"Ey sersem nefsim. Acaba şu vazifeyi ubudiyyet neticesiz midir?" Cümlesini izah eder misiniz?
Dördüncü Îkāz: Ey sersem nefsim! Acaba şu vazîfe-i ubûdiyet neticesiz midir? Ücreti az mıdır ki, sana usanç veriyor? Halbuki bir adam sana birkaç para verse veyahud seni korkutsa, akşama kadar seni çalıştırır. Ve fütûrsuz çalışırsın. Acaba bu misâfirhâne-i dünyâda âciz ve fakir kalbine kūt ve gınâ ; ve elbette bir menzil in olan kabrinde gıda ve ziyâ ; ve herhalde mahkemen olan Mahşer’de sened ve berat ; ve ister istemez üstünden geçilecek Sırât Köprüsü’nde nûr ve burâk olacak bir namaz neticesiz midir? Veyahud ücreti az mıdır? Bir adam sana yüz liralık bir hediye va‘d etse, yüz gün seni çalıştırır. Hulfü’l-va‘d edebilir. O adama i‘timâd edersin, fütûrsuz işlersin. Acaba hulfü’l-va‘d, hakkında muhâl olan bir zât, cennet gibi bir ücreti ve saadet-i ebediye gibi bir hediyeyi sana va‘d etse, pek az bir zamanda, pek güzel bir vazîfede seni istihdâm etse, sen hizmet etmezsen veya isteksiz, suhre gibi veya usançla yarım yamalak hizmetinle onu va‘dinde ithâm ve hediyesini istihfâf etsen, pek şiddetli bir te’dîb e ve dehşetli bir ta‘zîb e müstehak olacağını düşünmüyor musun? Dünyada hapsin korkusundan en ağır işlerde fütûrsuz hizmet ettiğin halde, cehennem gibi bir haps-i ebedînin havf ı, en hafif ve latîf bir hizmet için sana gayret vermiyor mu?

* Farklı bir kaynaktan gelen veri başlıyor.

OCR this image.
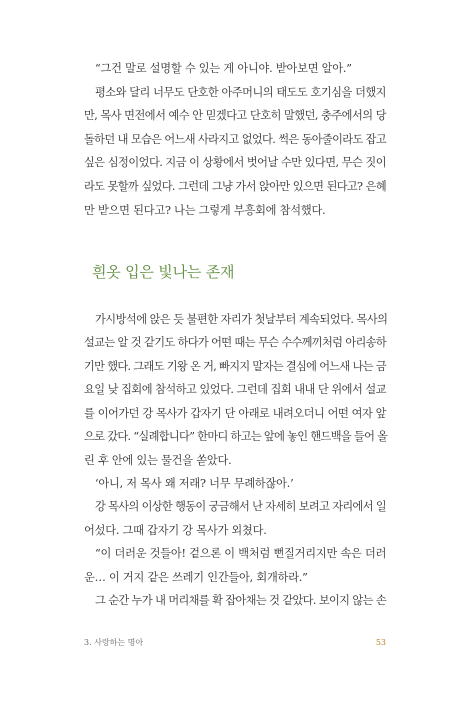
“그건 말로 설명할 수 있는 게 아니야. 받아보면 알아.”
평소와 달리 너무도 단호한 아주머니의 태도도 호기심을 더했지
만, 목사 면전에서 예수 안 믿겠다고 단호히 말했던, 충주에서의 당
돌하던 내 모습은 어느새 사라지고 없었다. 썩은 동아줄이라도 잡고
싶은 심정이었다. 지금 이 상황에서 벗어날 수만 있다면, 무슨 짓이
라도 못할까 싶었다. 그런데 그냥 가서 앉아만 있으면 된다고? 은혜
만 받으면 된다고? 나는 그렇게 부흥회에 참석했다.
흰옷 입은 빛나는 존재
가시방석에 앉은 듯 불편한 자리가 첫날부터 계속되었다. 목사의
설교는 알 것 같기도 하다가 어떤 때는 무슨 수수께끼처럼 아리송하
기만 했다. 그래도 기왕 온 거, 빠지지 말자는 결심에 어느새 나는 금
요일 낮 집회에 참석하고 있었다. 그런데 집회 내내 단 위에서 설교
를 이어가던 강 목사가 갑자기 단 아래로 내려오더니 어떤 여자 앞
으로 갔다. “실례합니다” 한마디 하고는 앞에 놓인 핸드백을 들어 올
린 후 안에 있는 물건을 쏟았다.
‘아니, 저 목사 왜 저래? 너무 무례하잖아.’
강 목사의 이상한 행동이 궁금해서 난 자세히 보려고 자리에서 일
어섰다. 그때 갑자기 강 목사가 외쳤다.
“이 더러운 것들아! 겉으론 이 백처럼 뻔질거리지만 속은 더러
운… 이 거지 같은 쓰레기 인간들아, 회개하라.”
그 순간 누가 내 머리채를 확 잡아채는 것 같았다. 보이지 않는 손
3. 사랑하는 명아	53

Dördüncü ikazın tamamı beraber değerlendirildiğinde; insanın herhangi bir işi yaparken neticesinde bir şey kazanamayacağını düşünmesi ve o işin ücretinin az olması gibi durumlar insanın o vazifeyi ciddiyetle yapmasını engeller. Böyle bir işi insan usançla ve yarım yamalak yapmaya çalışır. Veya ücreti fazla bir işe başladığımız zaman şevkle, gayretle çalışır ve bir ay sonunda alacağımız ücrete odaklanırız, halbuki bizi çalıştıran adam ücretimizi ödemeyebilir veya eksik ödeyebilir. Fakat ücretin fazla olması bizi o işte gayretli olarak çalışmaya sevk eder.
Aynen öyle de kulluğumuzun en önemli ibadeti olan namazı da neticesinde bir şey kazanmayacakmış gibi veya karşılığında alacağımız ücret çok az diye düşünüp namazda tembellik ve gevşeklik göstermek çok yanlıştır. Hem dünyada hem kabirde hem mahşerde ve sırat köprüsünde bize nur ve burak olacak namaz neticesiz değildir, faydasız değildir. Karşılığında cennet verilen namazın ücreti de az değildir. Onun için namazlarımızı şevkle ve ciddiyetle çok önemli bir vazife olarak görüp, tembellik ve gevşeklik göstermeden bu vazifemizi aksatmamamız gerekir. Nefsimiz bu önemli vazifemizin neticesi yokmuş gibi davranmamızı ister. Nefsin bu yanlış isteğini Üstadımız bu ikazla susturmuştur.